『最後の三角形』ジェフリー・フォード(著)谷垣暁美(訳)
どれも高レベル! 長編を蒸留したような短編ばかりで濃密。1日1編しか読めず、1冊読むのにめちゃくちゃ時間がかかったが、凄まじい満足感。
本書はジェフリー・フォードのベスト短編集の2冊。1冊目は本業の幻想小説で、それ以外、SFやホラー方面が集められたのが本書。しかしそもそもの土台が幻想的なので、SFやホラーを書いても幻想小説になってる。しかしそれが美しく素晴らしかった。
幻想小説苦手なのだが、稀にあるクリティカルヒット。1冊目も読まねば。
エクソスケルトン・タウン以外全部良かったが(あれはさすがに主人公が非道い)、以下、特に好きなのピックアップ。
アイスクリーム帝国
共感覚を持つ男のお話。共感覚を親に病気だと思われおり、刺激的な事は大概禁じられていたが、ある日脱走してコーヒー味のアイスクリームを食べると、いつもの共感覚とは違い、とある女性が目の前にあらわれて…。

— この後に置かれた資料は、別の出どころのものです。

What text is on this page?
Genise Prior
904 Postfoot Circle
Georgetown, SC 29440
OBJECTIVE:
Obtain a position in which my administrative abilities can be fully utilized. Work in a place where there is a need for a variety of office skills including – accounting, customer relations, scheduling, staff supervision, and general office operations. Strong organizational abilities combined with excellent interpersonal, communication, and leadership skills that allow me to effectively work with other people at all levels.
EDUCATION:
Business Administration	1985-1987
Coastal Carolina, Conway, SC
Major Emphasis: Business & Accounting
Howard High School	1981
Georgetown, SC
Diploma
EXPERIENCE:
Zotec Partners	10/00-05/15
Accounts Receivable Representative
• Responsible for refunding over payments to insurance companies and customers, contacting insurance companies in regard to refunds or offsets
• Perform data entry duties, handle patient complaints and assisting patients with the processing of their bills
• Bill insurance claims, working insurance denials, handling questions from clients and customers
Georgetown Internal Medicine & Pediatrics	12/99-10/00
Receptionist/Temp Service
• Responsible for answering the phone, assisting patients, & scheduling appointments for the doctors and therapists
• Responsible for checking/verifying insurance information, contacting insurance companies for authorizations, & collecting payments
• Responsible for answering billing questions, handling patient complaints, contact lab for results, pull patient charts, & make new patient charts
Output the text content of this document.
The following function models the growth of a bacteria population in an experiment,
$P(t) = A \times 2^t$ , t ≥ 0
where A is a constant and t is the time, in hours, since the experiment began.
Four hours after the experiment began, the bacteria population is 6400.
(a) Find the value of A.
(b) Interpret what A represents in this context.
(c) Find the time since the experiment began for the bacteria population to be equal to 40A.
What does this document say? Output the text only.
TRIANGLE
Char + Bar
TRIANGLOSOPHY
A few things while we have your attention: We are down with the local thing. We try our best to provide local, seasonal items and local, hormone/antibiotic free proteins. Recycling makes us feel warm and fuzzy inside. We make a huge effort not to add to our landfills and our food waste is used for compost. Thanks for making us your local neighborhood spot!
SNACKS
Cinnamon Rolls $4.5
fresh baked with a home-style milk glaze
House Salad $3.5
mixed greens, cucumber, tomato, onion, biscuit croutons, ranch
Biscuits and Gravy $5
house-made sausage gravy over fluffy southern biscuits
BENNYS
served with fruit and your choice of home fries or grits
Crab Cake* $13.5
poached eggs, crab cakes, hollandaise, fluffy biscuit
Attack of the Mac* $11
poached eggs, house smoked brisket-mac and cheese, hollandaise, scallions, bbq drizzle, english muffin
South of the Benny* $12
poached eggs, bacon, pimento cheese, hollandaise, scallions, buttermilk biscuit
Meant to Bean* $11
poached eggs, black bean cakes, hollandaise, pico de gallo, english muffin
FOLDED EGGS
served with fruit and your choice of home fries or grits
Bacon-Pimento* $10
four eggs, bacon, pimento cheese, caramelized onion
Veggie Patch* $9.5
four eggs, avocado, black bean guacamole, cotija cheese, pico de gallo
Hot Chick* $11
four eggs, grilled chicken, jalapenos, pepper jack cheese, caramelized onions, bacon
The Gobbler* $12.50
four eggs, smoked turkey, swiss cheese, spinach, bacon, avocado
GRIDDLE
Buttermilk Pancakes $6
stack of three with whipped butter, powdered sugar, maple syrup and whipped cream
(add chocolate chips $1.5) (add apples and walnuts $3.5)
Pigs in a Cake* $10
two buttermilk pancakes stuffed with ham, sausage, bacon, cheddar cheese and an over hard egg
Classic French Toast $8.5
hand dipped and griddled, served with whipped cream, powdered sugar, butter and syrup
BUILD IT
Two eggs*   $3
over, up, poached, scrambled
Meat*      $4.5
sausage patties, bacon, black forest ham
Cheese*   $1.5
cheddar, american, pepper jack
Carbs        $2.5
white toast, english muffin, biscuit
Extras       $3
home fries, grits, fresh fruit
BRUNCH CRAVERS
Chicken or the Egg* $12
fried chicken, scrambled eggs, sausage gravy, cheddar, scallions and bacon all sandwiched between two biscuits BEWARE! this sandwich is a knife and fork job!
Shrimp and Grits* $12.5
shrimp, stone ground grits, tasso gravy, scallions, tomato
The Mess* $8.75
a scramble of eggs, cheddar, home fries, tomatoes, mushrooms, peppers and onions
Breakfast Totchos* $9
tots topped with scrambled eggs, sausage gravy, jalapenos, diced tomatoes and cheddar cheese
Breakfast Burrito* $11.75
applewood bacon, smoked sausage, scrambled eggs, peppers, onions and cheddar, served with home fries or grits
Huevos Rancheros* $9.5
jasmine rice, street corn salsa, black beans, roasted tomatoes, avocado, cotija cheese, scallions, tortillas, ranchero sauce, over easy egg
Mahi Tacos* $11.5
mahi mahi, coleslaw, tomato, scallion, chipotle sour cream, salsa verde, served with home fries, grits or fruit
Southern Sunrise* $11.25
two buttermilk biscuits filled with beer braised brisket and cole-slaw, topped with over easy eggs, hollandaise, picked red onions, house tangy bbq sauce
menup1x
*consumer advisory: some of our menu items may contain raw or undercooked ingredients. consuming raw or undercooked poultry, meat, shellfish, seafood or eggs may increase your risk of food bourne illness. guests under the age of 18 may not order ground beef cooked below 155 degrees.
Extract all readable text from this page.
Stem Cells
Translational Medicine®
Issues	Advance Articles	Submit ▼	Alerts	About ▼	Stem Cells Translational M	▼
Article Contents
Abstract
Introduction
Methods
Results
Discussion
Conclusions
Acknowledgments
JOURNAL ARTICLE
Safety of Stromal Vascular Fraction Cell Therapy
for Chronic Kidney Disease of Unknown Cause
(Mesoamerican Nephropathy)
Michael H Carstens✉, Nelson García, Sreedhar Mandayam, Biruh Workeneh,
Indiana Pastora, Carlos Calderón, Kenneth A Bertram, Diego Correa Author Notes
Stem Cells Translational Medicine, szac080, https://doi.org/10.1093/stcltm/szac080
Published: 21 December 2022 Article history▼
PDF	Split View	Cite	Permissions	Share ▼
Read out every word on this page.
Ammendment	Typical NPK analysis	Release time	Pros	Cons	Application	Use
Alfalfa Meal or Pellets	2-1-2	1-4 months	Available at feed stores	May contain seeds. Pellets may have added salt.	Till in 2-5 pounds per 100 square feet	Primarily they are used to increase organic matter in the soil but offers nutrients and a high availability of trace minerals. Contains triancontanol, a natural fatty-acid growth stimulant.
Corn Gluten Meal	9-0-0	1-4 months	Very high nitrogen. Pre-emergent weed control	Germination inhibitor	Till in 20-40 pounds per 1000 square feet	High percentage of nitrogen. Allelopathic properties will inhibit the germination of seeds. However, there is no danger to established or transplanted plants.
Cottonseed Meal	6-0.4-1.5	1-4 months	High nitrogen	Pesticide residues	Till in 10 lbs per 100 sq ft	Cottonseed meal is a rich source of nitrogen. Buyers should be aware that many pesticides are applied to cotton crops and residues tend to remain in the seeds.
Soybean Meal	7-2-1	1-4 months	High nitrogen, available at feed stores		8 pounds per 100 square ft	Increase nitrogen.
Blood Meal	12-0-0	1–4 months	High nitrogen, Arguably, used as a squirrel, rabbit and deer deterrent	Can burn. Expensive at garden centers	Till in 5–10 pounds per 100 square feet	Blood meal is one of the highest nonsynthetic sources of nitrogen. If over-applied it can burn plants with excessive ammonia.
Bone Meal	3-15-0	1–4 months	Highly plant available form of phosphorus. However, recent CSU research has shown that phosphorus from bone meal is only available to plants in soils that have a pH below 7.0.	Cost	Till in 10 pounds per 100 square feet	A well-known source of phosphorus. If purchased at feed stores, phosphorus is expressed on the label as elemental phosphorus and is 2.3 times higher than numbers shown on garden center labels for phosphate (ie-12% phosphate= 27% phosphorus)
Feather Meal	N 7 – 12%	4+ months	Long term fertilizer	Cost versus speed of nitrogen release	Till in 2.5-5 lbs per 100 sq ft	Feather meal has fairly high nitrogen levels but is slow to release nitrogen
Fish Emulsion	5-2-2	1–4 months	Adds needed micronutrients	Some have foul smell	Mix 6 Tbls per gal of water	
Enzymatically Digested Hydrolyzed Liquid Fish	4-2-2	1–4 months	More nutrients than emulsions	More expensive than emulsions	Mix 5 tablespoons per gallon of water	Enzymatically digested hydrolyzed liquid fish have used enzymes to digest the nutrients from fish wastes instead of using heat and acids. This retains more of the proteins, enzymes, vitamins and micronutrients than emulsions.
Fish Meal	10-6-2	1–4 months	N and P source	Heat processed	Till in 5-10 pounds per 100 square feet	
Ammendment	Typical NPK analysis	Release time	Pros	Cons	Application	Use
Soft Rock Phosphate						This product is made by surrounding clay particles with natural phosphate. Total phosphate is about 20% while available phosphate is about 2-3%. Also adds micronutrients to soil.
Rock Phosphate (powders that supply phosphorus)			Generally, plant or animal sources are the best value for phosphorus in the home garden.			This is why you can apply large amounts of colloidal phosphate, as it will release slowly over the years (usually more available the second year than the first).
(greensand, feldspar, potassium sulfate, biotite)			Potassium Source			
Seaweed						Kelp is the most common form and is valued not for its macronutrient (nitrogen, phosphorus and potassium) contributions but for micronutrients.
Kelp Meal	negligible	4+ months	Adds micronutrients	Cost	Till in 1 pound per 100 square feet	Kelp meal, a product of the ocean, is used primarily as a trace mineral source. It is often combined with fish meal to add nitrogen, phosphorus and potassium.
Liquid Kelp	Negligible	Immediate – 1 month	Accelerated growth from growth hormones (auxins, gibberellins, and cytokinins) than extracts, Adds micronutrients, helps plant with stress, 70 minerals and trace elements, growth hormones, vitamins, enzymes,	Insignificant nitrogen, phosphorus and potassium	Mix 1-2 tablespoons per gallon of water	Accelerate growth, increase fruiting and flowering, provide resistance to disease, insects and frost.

超切ないボーイミーツガールもの。ラスト、2重3重に切なくてたまらない。彼を主人公にしたのが天才的。
最後の三角形
ヤク中のホームレスが老婆の家のガレージに忍び込み、淡々とした優しさにふれ更生してゆくお話、からの魔術のための殺人を老婆と一緒に防いでいく。
序盤のなんとなく更生してゆくところが一番おもしろい。
掲題作なのにオチは弱くて残念。他の話でもそうだが、ラストで驚く展開はあんまりない。序盤から流転しつづけるお話こそがこの人の真骨頂。
ナイト・ウィスキー
酔っ払いを木から収穫するお話。
その特訓シーンから始まるので、意味不明すぎて笑える。ちょっとずつ謎が明かされてゆくのが楽しいのだが、本番当日にまさかの事件がおこり、ホラー展開へ。予想外のギャップで、ラスト、本当に辛いんですけど…。
ばらばらになった運命機械
宇宙を股にかけ大冒険した男の回顧録的お話。
男の唯一の後悔と、死骸の中の歯車をめぐり、物語が展開される。
こーいうのでいいんだよ的大団円。地味に泣ける。
イーリン=オク年代記
子供が作った砂浜の城に住む妖精のお話。
子供が作った城じゃなきゃ駄目という時点でもう最高。
そして、妖精の寿命が一晩という衝撃。
ただ人間でいうと一晩なだけで、妖精的には普通の一生。体感時間が全然違う。城を襲うネズミやカニ、船に住む妖精との出会い、迫る満潮などの様子が、発見された妖精の日記から明らかになってゆく。
もう、本当に、めちゃくちゃ良い!! 只々良い! 本書で一番好き。